I wont dwell on my opinions on 1095 under a layer of drain paint. It is sufficient to note that is $160 for that and it looks like Tops have been at it.
Design wise I had to look up the designer and I found nothing to give him any credentials as a designer that couldn't be drawn from the traditional bucket of ignoramuses, juvenile military personnel [in relation to breaking stuff], cobbled together with the opinion of Kate Adie [whatever that may be].
Specifically, what's with the importance of opening beer bottles? As mentioned above; there are loads of ways to improvise a beer bottle opener, why sacrifice a bit of your knife if it is the serious and important tool you portend. I guess the answer to that has something to do with showing off to your junior buddies that your knife has a well cool man bottle opener. I can live without that. I do. I love it. I'd suggest to those people that they might actually get an even bigger well cool man if they didn't need to recourse to some dedicated device. Better idea; put the boys down and go hook up with a girl. If you want a beer with her borrow something from her to open them, maybe her lipstick case. Unless of course there are extra well cool man points to be had from waiving a knife around in a manly way in front of other men while you open beer.
What's with that handle:
a] It's got a lovely liability to the user built right in. Thanks for that.
b] a surely has has to preclude some carry options, including my favorite
c] It looks soddin' uncomfortable. Whilst one might test the luck at how eagerly a knife of that thickness slices imagine if you will how great it would feel in the web of the hand putting a point on a good solid stake [or any other power cutting that way]. Now consider how it felt to to do that with a CS Master Hunter handle. Make a special note of what exactly would be contacting the web of your hand in both instances. Observations like that sell themselves.
di] What's with the flat brass screws? Here I think there's a world of difference between explaining and explaining away. Sure one can open them with a coin rather than needing a star / hex bolt driver but I find that tenuous. I've never found that an issue with other knives 'cos I've had forewarning I needed one when I select that knife. As for the James Bond stowing a Krugerand up the handle or whatever that cavity is meant to be for I'm really going to laugh. When your knife is taxed off you you'll lose that. Unless of course you don't get taxed in which case better solutions present themselves.

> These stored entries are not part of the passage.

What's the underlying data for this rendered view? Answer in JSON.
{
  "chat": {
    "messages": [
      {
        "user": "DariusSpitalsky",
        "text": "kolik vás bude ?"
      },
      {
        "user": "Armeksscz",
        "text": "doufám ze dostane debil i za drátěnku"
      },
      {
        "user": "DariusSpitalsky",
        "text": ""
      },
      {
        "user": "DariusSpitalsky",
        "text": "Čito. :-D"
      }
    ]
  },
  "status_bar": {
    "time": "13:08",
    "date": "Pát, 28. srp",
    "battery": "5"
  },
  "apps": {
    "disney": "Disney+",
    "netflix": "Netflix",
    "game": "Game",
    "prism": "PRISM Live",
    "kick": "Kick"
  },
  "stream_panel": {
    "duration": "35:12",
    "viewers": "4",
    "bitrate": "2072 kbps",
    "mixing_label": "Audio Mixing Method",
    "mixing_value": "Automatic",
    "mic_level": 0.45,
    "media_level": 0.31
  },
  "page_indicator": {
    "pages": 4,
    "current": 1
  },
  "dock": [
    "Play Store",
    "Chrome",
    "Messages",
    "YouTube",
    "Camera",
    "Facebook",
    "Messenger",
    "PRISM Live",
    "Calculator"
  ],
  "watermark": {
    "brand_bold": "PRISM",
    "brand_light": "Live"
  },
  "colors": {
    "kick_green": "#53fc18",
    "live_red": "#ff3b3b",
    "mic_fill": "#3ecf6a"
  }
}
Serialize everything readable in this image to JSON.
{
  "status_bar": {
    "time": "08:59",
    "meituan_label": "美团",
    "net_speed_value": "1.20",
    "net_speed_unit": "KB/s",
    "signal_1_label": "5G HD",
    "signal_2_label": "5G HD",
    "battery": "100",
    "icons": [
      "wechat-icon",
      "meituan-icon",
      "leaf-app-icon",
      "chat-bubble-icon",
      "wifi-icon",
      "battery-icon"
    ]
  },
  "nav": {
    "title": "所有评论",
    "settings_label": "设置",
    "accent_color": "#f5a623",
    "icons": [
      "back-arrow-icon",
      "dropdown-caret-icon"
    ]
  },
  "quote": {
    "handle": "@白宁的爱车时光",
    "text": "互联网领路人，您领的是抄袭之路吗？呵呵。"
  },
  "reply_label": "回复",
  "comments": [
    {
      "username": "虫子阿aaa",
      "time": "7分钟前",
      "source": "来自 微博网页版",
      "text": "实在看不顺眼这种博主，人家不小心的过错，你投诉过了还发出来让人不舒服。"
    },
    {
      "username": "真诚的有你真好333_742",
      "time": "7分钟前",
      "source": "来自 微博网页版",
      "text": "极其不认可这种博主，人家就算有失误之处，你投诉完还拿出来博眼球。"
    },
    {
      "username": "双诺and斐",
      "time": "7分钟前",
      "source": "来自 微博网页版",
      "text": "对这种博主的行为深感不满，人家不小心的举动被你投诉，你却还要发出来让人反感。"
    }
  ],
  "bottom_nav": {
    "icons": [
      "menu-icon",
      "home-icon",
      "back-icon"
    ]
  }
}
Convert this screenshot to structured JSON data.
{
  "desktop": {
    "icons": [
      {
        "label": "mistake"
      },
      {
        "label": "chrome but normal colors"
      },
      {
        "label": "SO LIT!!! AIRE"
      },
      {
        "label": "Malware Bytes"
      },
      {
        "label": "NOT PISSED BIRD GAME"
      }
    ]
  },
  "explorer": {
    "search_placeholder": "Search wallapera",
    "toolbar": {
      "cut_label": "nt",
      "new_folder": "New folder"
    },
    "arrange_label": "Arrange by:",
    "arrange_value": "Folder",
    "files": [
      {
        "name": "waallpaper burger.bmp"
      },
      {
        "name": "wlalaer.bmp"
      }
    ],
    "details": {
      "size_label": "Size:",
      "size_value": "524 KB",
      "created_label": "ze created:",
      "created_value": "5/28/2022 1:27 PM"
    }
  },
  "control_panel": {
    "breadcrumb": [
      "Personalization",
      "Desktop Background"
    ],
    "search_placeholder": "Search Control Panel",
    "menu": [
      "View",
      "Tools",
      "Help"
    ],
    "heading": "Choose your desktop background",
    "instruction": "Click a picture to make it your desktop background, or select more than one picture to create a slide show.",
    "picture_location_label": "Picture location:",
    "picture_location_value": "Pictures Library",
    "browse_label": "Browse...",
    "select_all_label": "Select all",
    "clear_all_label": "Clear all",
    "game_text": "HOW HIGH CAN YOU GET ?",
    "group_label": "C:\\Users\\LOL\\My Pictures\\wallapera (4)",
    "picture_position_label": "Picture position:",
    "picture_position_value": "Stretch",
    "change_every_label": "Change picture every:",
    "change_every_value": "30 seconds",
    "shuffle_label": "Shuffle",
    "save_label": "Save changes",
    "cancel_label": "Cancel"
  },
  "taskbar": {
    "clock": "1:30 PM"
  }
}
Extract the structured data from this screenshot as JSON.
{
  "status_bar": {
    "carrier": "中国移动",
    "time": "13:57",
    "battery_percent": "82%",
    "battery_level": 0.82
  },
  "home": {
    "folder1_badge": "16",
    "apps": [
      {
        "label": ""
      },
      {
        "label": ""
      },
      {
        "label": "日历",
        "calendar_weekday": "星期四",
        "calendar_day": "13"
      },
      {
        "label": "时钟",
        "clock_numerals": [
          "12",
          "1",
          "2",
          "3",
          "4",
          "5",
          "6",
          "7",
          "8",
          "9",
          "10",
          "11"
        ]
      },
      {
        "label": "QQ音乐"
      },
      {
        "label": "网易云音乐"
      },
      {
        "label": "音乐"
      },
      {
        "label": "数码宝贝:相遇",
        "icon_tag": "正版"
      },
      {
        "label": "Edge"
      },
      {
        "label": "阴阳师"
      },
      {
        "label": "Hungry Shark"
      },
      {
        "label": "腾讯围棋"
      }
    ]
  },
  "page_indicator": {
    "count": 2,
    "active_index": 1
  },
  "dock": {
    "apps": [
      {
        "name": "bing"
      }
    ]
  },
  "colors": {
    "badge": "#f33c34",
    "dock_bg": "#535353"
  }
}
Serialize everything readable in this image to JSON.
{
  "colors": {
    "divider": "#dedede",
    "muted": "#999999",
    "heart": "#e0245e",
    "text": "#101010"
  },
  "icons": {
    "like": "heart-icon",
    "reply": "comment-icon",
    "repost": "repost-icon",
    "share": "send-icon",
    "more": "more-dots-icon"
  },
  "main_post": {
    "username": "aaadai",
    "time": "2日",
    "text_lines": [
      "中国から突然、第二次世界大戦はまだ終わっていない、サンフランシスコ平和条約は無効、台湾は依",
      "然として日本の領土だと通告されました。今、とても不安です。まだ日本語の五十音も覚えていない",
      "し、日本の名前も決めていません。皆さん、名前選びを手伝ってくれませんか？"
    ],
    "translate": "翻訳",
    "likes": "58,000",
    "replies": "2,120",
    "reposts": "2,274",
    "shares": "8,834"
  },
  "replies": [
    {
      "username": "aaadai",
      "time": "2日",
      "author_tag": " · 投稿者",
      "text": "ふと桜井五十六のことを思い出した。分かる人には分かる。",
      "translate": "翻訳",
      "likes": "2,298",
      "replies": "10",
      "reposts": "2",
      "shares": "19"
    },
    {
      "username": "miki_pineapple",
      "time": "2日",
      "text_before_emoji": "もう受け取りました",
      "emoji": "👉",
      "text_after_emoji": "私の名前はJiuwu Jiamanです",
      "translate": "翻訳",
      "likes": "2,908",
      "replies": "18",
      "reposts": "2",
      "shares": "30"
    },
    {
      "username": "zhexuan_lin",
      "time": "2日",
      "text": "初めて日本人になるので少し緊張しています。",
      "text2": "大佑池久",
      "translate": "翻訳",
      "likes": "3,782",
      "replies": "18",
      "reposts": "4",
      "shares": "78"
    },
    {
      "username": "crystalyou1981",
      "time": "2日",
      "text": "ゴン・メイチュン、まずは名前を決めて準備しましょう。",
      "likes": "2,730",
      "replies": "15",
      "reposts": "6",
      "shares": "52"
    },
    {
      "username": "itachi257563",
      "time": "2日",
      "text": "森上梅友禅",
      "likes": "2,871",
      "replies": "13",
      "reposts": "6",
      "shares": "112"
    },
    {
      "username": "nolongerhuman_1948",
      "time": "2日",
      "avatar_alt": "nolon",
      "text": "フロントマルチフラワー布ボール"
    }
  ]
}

I suppose there is the possibility that the Umpa Lumpas might rush out, bag your head and cuff you, strip all your kit save your knife allowing you to Tarzan your way home. Nah, I'm not having that, too unlikely.
dii] Brass flat screws what's to love? Well they are very elastic so they are less likely to vibrate free than steel on steel. Doesn't Loctite solve that for everyone else. But then again who wants Loctite on something they'll keep undoing. But then there's how much crap a soft brass flat screw head is willing to tolerate under a makeshift screwdriver, the raison d'être, before it just rips up. I've put up with brass flat head screws on my Big Swede because it was a very cheap knife that works brilliantly given what it is made from and it was designed long ago. For a modern fixed blade at $160 I think it is outrageous.
Notes:
Perhaps in anticipation of comments on the handle the website mentions one can wrap string or leather round the handle. I'd say while you are at it you could saw off that liability protruding from that handle and glue it in the gap on the back of the blade where some blade should be. Or of course in common with other knives one has to wrap something round the handle and saw bits off to make into a half serviceable knife, one could just buy something else to begin with.
I'm going to quit now before it starts to get to the pillory stage. It is sufficient to note that sometimes going to a bunch of places can be mutually exclusive with using and designing knives in an effective manner. There's another piece of evidence for that inherent in that knife.